- Promotional poster
- Directed by: S. Narayan
- Written by: S. Narayan Madan
- Screenplay by: S. Narayan
- Story by: Madan Chandra Siddharth
- Based on: Aa Naluguru (2004)
- Produced by: Rockline Venkatesh
- Starring: Vishnuvardhan Shruthi
- Cinematography: P. K. H. Das
- Edited by: P. R. Sounder Raj
- Music by: S A Rajkumar
- Production company: Rockline Productions
- Distributed by: Rockline Studios
- Release date: 28 September 2006;
- Running time: 160 min
- Language: Kannada

= Sirivantha =

Sirivantha is a 2006 Indian Kannada-language film starring Vishnuvardhan. This film was directed by S. Narayan. It was the sixth and last film of the Vishnu-Narayan combination. Sirivantha followed the other five Vishnu-Narayan films Veerappa Nayaka, Surya Vamsha, Simhadriya Simha, Jamindaru and Varsha. The movie is a remake of the 2004 Telugu movie Aa Naluguru.

==Plot==
Sirivantha revolves around the concept of ideologies and self-sufficiency. Peace-loving Narayan Murthy (Vishnu) works as an editor for the Mitravani newspaper and lives his life helping others. He spends half of his earnings on his family and the other half on charitable deeds. His family consisting of his wife, two sons and a daughter opposed the principles followed by their father. There is an urgent need in the family for money because the eldest son needs it to pay a bribe to get a Sub Inspector's job and the youngest son needs to get it for his education. In order to do so, Narayan decides to start a business. He is forced to break all his principles and borrow money from a financier friend, played by Doddanna. Unable to bear the defeat of his ideology, he commits suicide the very day he gives money to his children. After hearing the news about their father's death, the children run away with the money and hide whilst the community that he helped and loved come in huge numbers to perform his last rites. The rest of the story follows the journey of how the financier gets his money back and how the children come to understand their father's ideology.

==Soundtrack==
All songs were composed by S. A. Rajkumar, with lyrics penned by S. Narayan.

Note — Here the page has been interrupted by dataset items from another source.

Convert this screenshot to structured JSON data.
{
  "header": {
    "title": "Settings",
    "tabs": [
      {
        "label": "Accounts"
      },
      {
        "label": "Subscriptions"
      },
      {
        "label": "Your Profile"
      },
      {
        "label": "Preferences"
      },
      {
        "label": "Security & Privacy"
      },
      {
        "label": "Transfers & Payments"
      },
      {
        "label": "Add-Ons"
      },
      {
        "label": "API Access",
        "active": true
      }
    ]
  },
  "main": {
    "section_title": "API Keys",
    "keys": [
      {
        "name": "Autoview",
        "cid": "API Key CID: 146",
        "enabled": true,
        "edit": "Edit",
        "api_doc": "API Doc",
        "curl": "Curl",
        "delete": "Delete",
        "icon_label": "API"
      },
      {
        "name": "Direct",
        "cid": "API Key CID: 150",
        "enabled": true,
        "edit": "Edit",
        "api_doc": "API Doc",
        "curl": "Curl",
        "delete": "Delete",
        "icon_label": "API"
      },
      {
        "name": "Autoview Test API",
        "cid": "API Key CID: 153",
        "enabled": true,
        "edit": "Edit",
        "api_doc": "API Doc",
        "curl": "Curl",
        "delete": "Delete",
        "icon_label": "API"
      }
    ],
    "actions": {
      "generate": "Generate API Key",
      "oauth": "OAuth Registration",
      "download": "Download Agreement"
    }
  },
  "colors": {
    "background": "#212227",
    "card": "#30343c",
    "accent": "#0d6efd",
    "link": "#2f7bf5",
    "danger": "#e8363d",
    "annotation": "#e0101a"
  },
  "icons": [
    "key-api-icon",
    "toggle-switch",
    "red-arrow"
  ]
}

| S. No. | Song | Artist |
|---|---|---|
| 1 | "Megha Megha" | Hariharan, K. S. Chitra |
| 2 | "Yaaro Yaaro Ee Naalvaru" | S. P. Balasubrahmanyam |
| 3 | "Happy Day" | Tippu |
| 4 | " Koosu Mari" | S. P. Balasubramanyam, K. S. Chitra |
| 5 | "Edege Sidilu" | S. P. Balasubrahmanyam |

==Reception==
The film received positive reviews from critics especially Vishnuvardhan's performance received positive comments from several reviewers. Indiaglitz wrote "'Sirivantha' is spectacular because of its contents and portrayal of all the characters in the film is convincing. Dr.Vishnu, Shruthi and Doddanna share the top honors for their heart touching performance". Rediff wrote "Definitely a landmark film, not only for director S Narayan and Vishnuvardhan, but for all associated with it". Sify wrote "Producer Rockline Venkatesh, director S.Narayan and Dr.Vishnuvardhana comes together to give a landmark film that is a torch bearer to the society. Sirivantha lives up to the expectations and is a meaningful and moral boosting film". Former Prime Minister H. D. Deve Gowda thought the film had a "strong message".